Bei der Sitzung der OLV im November 2006 und bei zwei weiteren außerordentlichen Sitzungen im März und im September sind die Würfel für den Verkauf gefallen. Der Vertrag über den Verkauf ist rechtsverbindlich unterzeichnet.

Die Suche nach einem geeigneten Nachfolgedomizil ist intensiv und für den Bundesgeschäftsführer zeitaufwendig.

Neben den intensiven Planungen für das Deutschlandtreffen 2008, für den Verkauf und den Umzug der Bundesgeschäftsstelle und der Redaktion wurde das Jahresprogramm ohne Abstriche realisiert. Tagungen der Kreisvertreter und der Landesgruppenvorsitzenden fanden ebenso wie in den vorangegangenen Jahren statt. Das Sommerfest des Dachverbandes in Hohenstein, in diesem Jahr durchgeführt in der Verantwortung der Landsleute in Ostpreußen, mit der Ansprache des Sprechers war gelungen. Das obligatorische Angebot an Seminaren wurde vom Bundesvorstand beziehungsweise der Bundesgeschäftsstelle ohne Abstriche durchgeführt. Einzelheiten sind aus den übersandten Tagungsunterlagen ersichtlich.

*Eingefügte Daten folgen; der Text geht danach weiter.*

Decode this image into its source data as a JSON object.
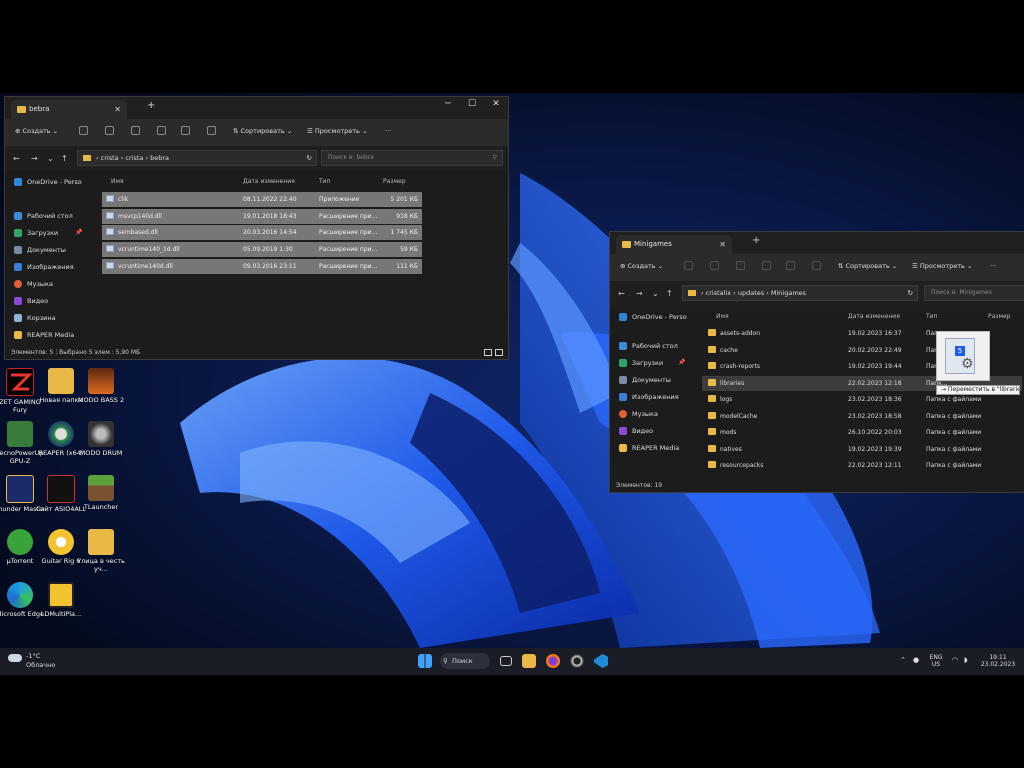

Darüber hinaus gab es eine besondere Veranstaltung, gewissermaßen eine Premiere. Aufgrund meiner Verbindungen zum Freibund, der eine bundesweit organisierte Pfadfindergemeinschaft ist, hat diese Organisation ein zwölftätiges Zeltlager in Ostpreußen durchgeführt. Gut 80 junge Menschen im Alter von acht bis 22 Jahren machten ihre sogenannte große Sommerfahrt zu Paul Gollan an den Dadai-See. In dieser Form und in diesem Umfang hat es so etwas nach der Wende meines Wissens noch nicht gegeben. Die jungen Freibünder haben in Ostpreußen einen alten Friedhof wieder hergerichtet und zerbrochene Eisenkreuze repariert. In einer Feierstunde wurde der Opfer von Flucht und Vertreibung gedacht.

Die LO hat diese Veranstaltung mit 1000 Euro alimentiert. Der BJO war eingebunden und hat bei der Programmgestaltung durch Jochen Zauner mitgewirkt. Kaplan Schmeier und Alexander Baumann gilt mein besonderer Dank für die geleistete Betreuungsarbeit vor Ort.

In Polen wurde am 21. Oktober ein neues Parlament gewählt. Nur zwei Jahre hatte die Koalition der radikalen Kaczynski-Partei PiS mit den extremistischen Parteien Samoobrona – einer Landvolkpartei – und der Partei Liga der polnischen Familien gehalten. In der Politik dieser Koalition war die antideutsche Agitation fester Bestandteil. Als ein Allensteiner Gericht einer deutschen Spätaussiedlerin ihren zurückgelassenen Hof zusprach, forderte Ministerpräsident Kaczynski die Judikative Polens auf, in allen Restitutions- beziehungsweise Entschädigungsverfahren die Staatsräson Polens zu beachten und patriotische Urteile zu erlassen. Im Klartext: Der Regierungschef eines EU-Landes fordert den Rechtsbruch, wenn es um berechtigte Anliegen Deutscher geht.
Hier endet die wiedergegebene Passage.